Where is the "can" in the Hungarian sentence here? (ie: using "tud" as an auxillary verb? with the infinitive of "adni"?)
"Nekem tudsz tisztákat adni?" is not right?
(Is this a case where normally in Hungarian you would leave the "to me" as implied, rather than stating "nekem"?)
The most likely way to interpret the Hungarian sentence is that you're making a request of somebody: either "Will you give me some clean ones?" or "Can you give me some clean ones?" are good English translations of it. "Will" would probably be better, I guess. The indirect object "me" is implied.
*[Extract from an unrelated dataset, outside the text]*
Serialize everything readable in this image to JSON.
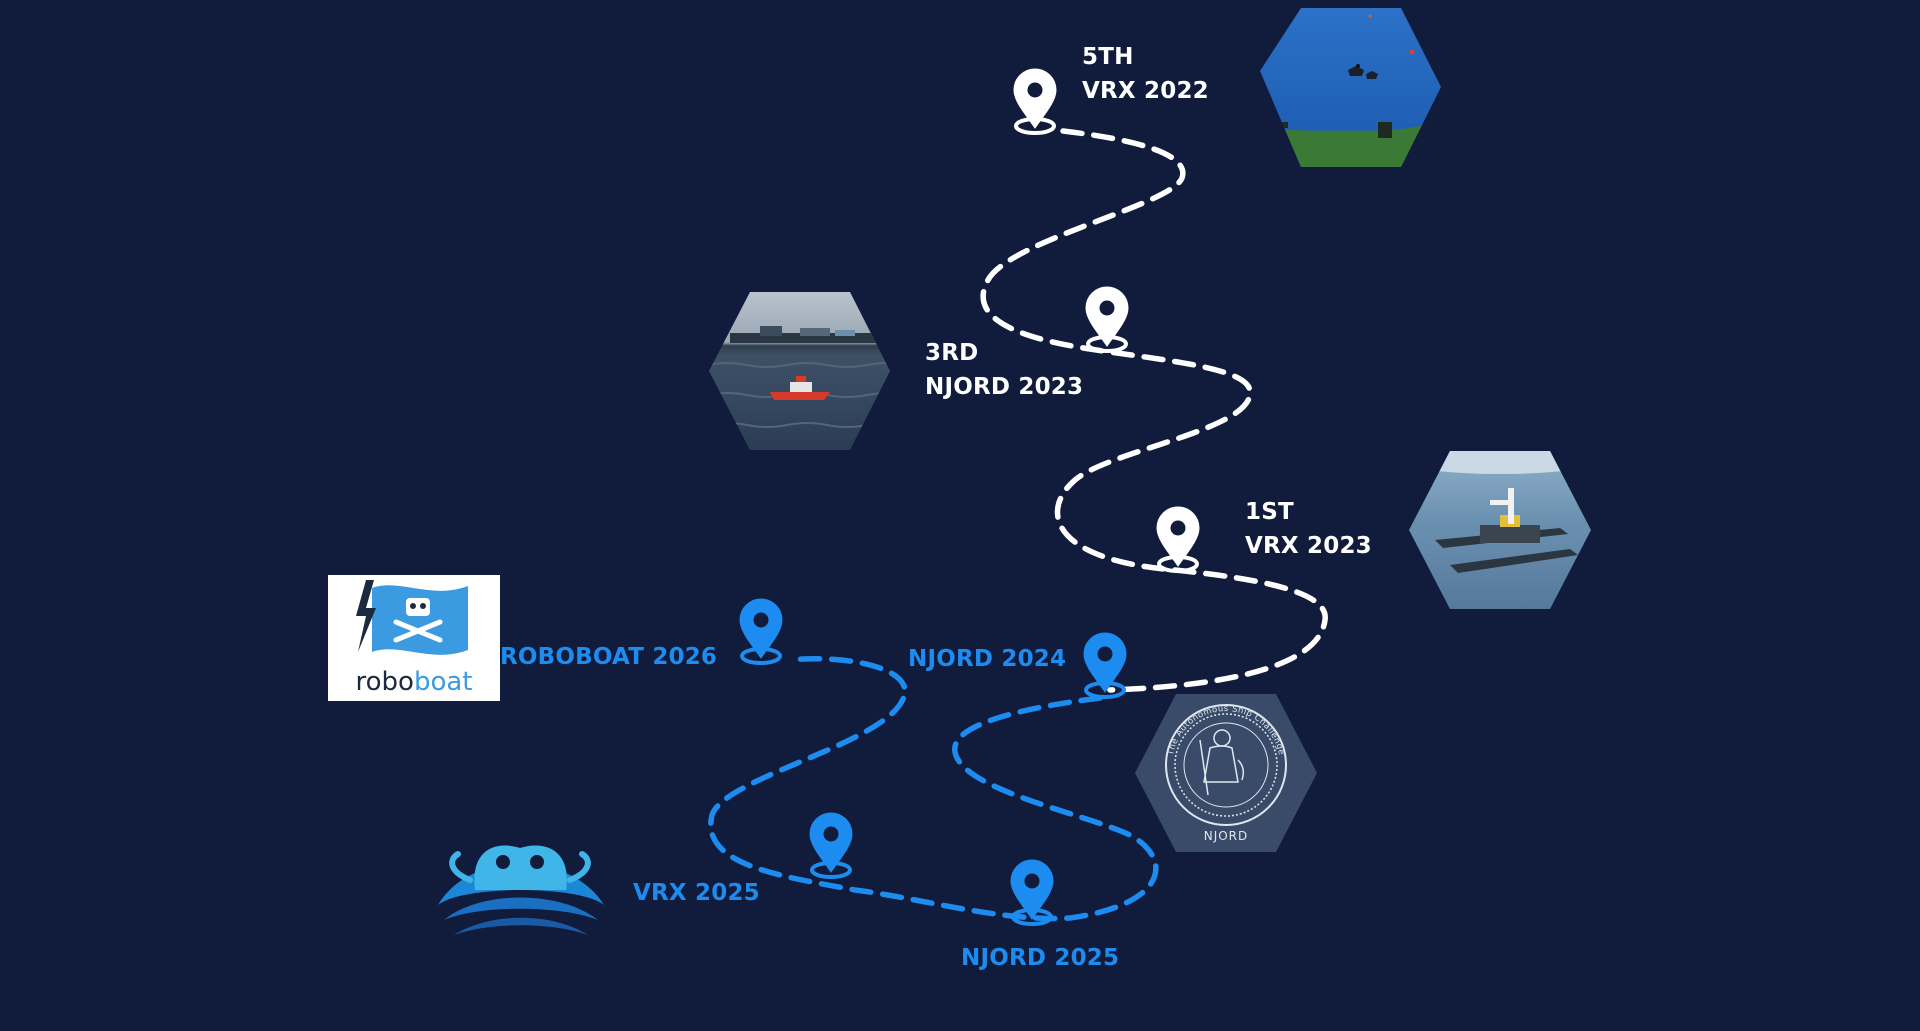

Going back from English to Hungarian, you kind of have to realize that "Can" in the English here is just being colloquially polite; the speaker probably isn't really asking whether the other person knows how to give him some clean things. So tud would be out of place in the Hungarian sentence.
I can't think of any way to ask this question in English without using some kind of auxilliary verb that wouldn't have an equivalent in Hungarian.
Yes, I think the closest interpretation is "Will you...". And since the speaker is I, the "to me" part can be omitted. Unless the clean ones should be given to someone else. And the sense of future is carried by the simple present. So, just imagine "Will you give (me) some clean ones?" with "Will you" omitted. Maybe it is not natural to omit here but I have heard people say in everyday speech things like "Have a minute?", "Care for a drink?", "Feel like a walk?". The only difference is that the Hungarian version is normal, it is not really omitting anything that "should be there". It is a very common way of making a simple request, or asking someone to come along. "Eljössz moziba?" - Will you come to the movies with me?